2006: The Departed [Good, but Not for Me]
Martin Scorcese is hit or miss with me. Just two years earlier he won my allegiance with The Aviator, a biopic of tormented genius billionaire Howard Hughes, and I’ve enjoyed his costume dramas The Age of Innocence (nominated for Best Picture but doomed to lose in the year of Schindler’s List), Gangs of New York (in spite of the miscast Cameron Diaz), and Hugo. But I’m far less enthralled by his movies with contemporary or near-contemporary settings, in which there’s no fascinating window into the past to make the dark, uber-gritty violence and emphasis on the baser side of human nature more palatable. Still, this drama of organized crime and police corruption in Boston is well-made and well-acted, so I can’t argue it didn’t deserve the award, especially since the Movie I Loved Substantially More, Guillermo del Toro’s dark but ultimately humanistic fairy tale Pan’s Labyrinth, didn’t have a shot.

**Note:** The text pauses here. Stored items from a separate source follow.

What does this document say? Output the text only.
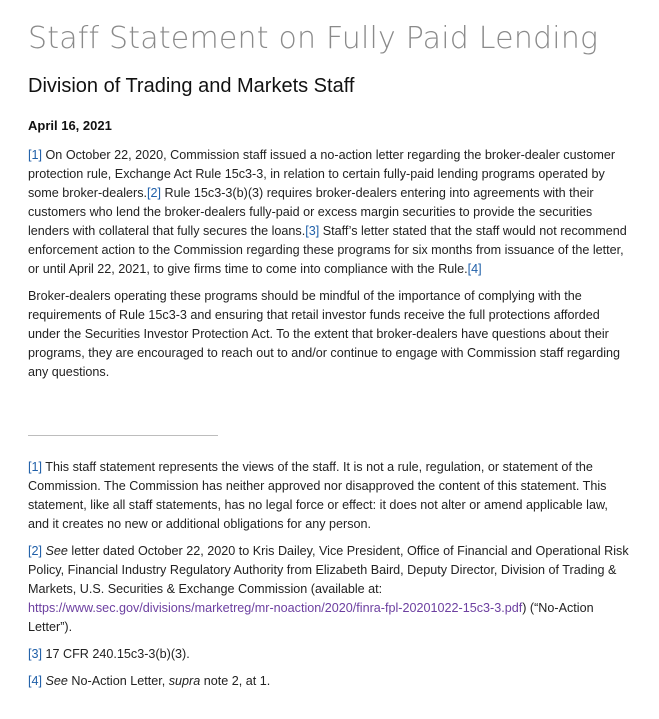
Staff Statement on Fully Paid Lending
Division of Trading and Markets Staff
April 16, 2021

[1] On October 22, 2020, Commission staff issued a no-action letter regarding the broker-dealer customer protection rule, Exchange Act Rule 15c3-3, in relation to certain fully-paid lending programs operated by some broker-dealers.[2] Rule 15c3-3(b)(3) requires broker-dealers entering into agreements with their customers who lend the broker-dealers fully-paid or excess margin securities to provide the securities lenders with collateral that fully secures the loans.[3] Staff’s letter stated that the staff would not recommend enforcement action to the Commission regarding these programs for six months from issuance of the letter, or until April 22, 2021, to give firms time to come into compliance with the Rule.[4]

Broker-dealers operating these programs should be mindful of the importance of complying with the requirements of Rule 15c3-3 and ensuring that retail investor funds receive the full protections afforded under the Securities Investor Protection Act. To the extent that broker-dealers have questions about their programs, they are encouraged to reach out to and/or continue to engage with Commission staff regarding any questions.

[1] This staff statement represents the views of the staff. It is not a rule, regulation, or statement of the Commission. The Commission has neither approved nor disapproved the content of this statement. This statement, like all staff statements, has no legal force or effect: it does not alter or amend applicable law, and it creates no new or additional obligations for any person.

[2] See letter dated October 22, 2020 to Kris Dailey, Vice President, Office of Financial and Operational Risk Policy, Financial Industry Regulatory Authority from Elizabeth Baird, Deputy Director, Division of Trading & Markets, U.S. Securities & Exchange Commission (available at: https://www.sec.gov/divisions/marketreg/mr-noaction/2020/finra-fpl-20201022-15c3-3.pdf) (“No-Action Letter”).

[3] 17 CFR 240.15c3-3(b)(3).

[4] See No-Action Letter, supra note 2, at 1.
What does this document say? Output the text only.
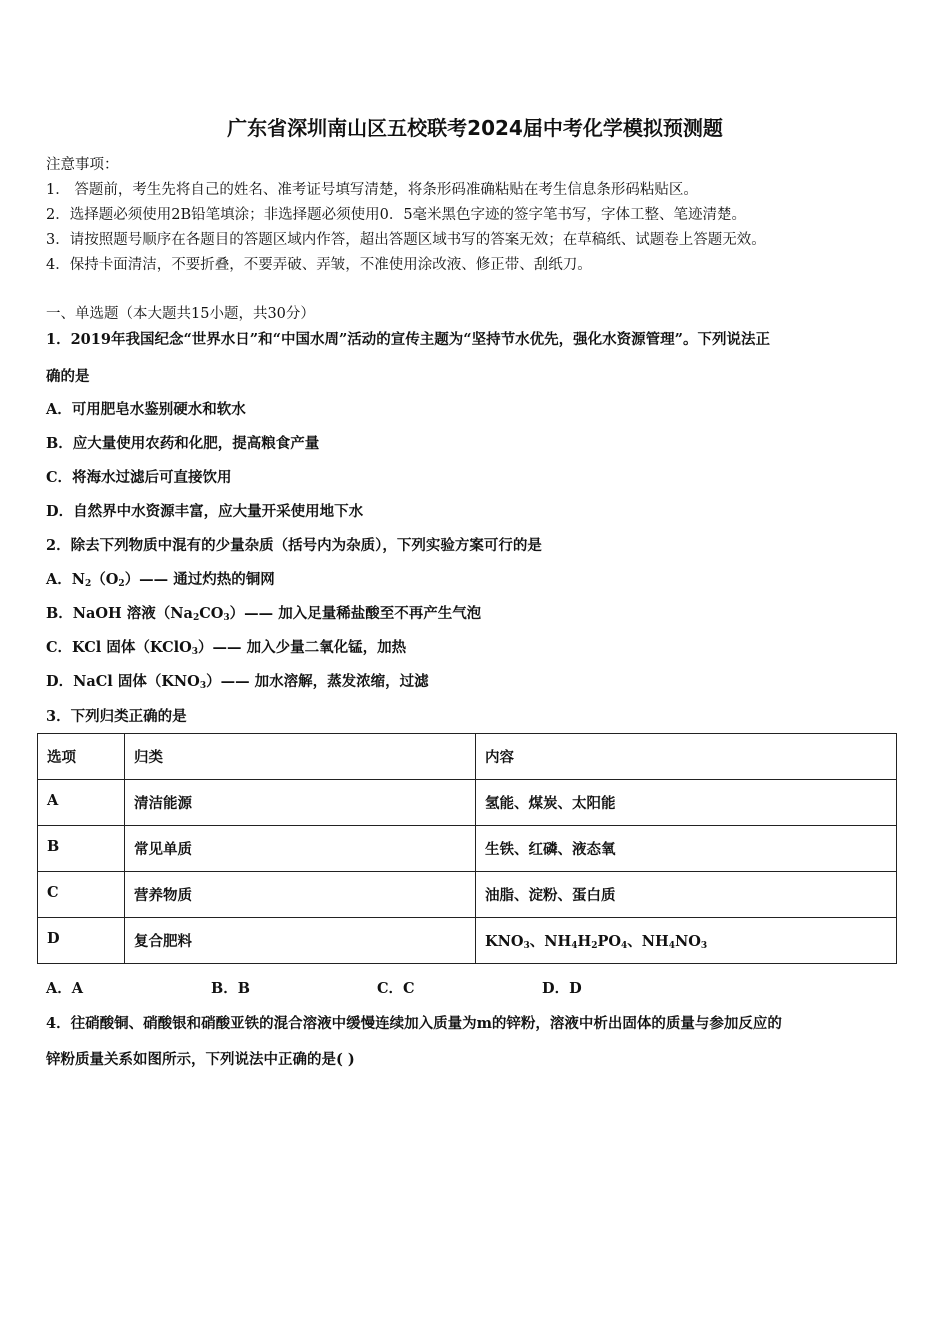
广东省深圳南山区五校联考2024届中考化学模拟预测题
注意事项：
1． 答题前，考生先将自己的姓名、准考证号填写清楚，将条形码准确粘贴在考生信息条形码粘贴区。
2．选择题必须使用2B铅笔填涂；非选择题必须使用0．5毫米黑色字迹的签字笔书写，字体工整、笔迹清楚。
3．请按照题号顺序在各题目的答题区域内作答，超出答题区域书写的答案无效；在草稿纸、试题卷上答题无效。
4．保持卡面清洁，不要折叠，不要弄破、弄皱，不准使用涂改液、修正带、刮纸刀。
一、单选题（本大题共15小题，共30分）
1．2019年我国纪念“世界水日”和“中国水周”活动的宣传主题为“坚持节水优先，强化水资源管理”。下列说法正
确的是
A．可用肥皂水鉴别硬水和软水
B．应大量使用农药和化肥，提高粮食产量
C．将海水过滤后可直接饮用
D．自然界中水资源丰富，应大量开采使用地下水
2．除去下列物质中混有的少量杂质（括号内为杂质），下列实验方案可行的是
A．$N_2(O_2)——$ 通过灼热的铜网
B．NaOH 溶液$(Na_2CO_3)——$ 加入足量稀盐酸至不再产生气泡
C．KCl 固体（KClO$_3$）—— 加入少量二氧化锰，加热
D．NaCl 固体$(KNO_3)——$ 加水溶解，蒸发浓缩，过滤
3．下列归类正确的是
选项	归类	内容
A	清洁能源	氢能、煤炭、太阳能
B	常见单质	生铁、红磷、液态氧
C	营养物质	油脂、淀粉、蛋白质
D	复合肥料	$KNO_3$、$NH_4H_2PO_4$、$NH_4NO_3$
A．A	B．B	C．C	D．D
4．往硝酸铜、硝酸银和硝酸亚铁的混合溶液中缓慢连续加入质量为m的锌粉，溶液中析出固体的质量与参加反应的
锌粉质量关系如图所示，下列说法中正确的是( )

2007: No Country for Old Men [Never Seen]
I have no interest in this film. This was, in my opinion, a rather weak year for movies, at least judging from what I’ve seen; Juno, Away from Her, and Ratatouille are probably my favorites.
2008: Slumdog Millionaire [Good, but Not for Me]
This dark but ultimately triumphant story of a young Indian Muslim man who faces down both class and religious prejudice to win a fortune and the girl of his dreams is one of those satisfying blends of grit and sentiment that I love to see win Oscars. But this film didn’t quite land with me. I couldn’t help noticing that while protagonist Jamal (Dev Patel), his older brother Salim (Madhur Mittal), and even the game-show host (Anil Kapoor) were all interesting and compelling characters, Jamal’s love interest Latika (Freida Pinto), the only female character of any significance in the film, gets no substantial development beyond her function as love interest. Love stories in which one character has a personality while the other (usually the woman) remains a shadow are a pet peeve of mine. A more satisfying romance, and the Movie I Love Substantially More, is Pixar’s WALL-E.
2009: The Hurt Locker [Good, but Not for Me]
I remember this movie being a well-made film; I admired it when I saw it, but nothing about it has stuck. This year I have three Movies I Loved Substantially More: An Education, Inglorious Basterds, and Up. Inglorious Basterds would have been my choice for Best Picture.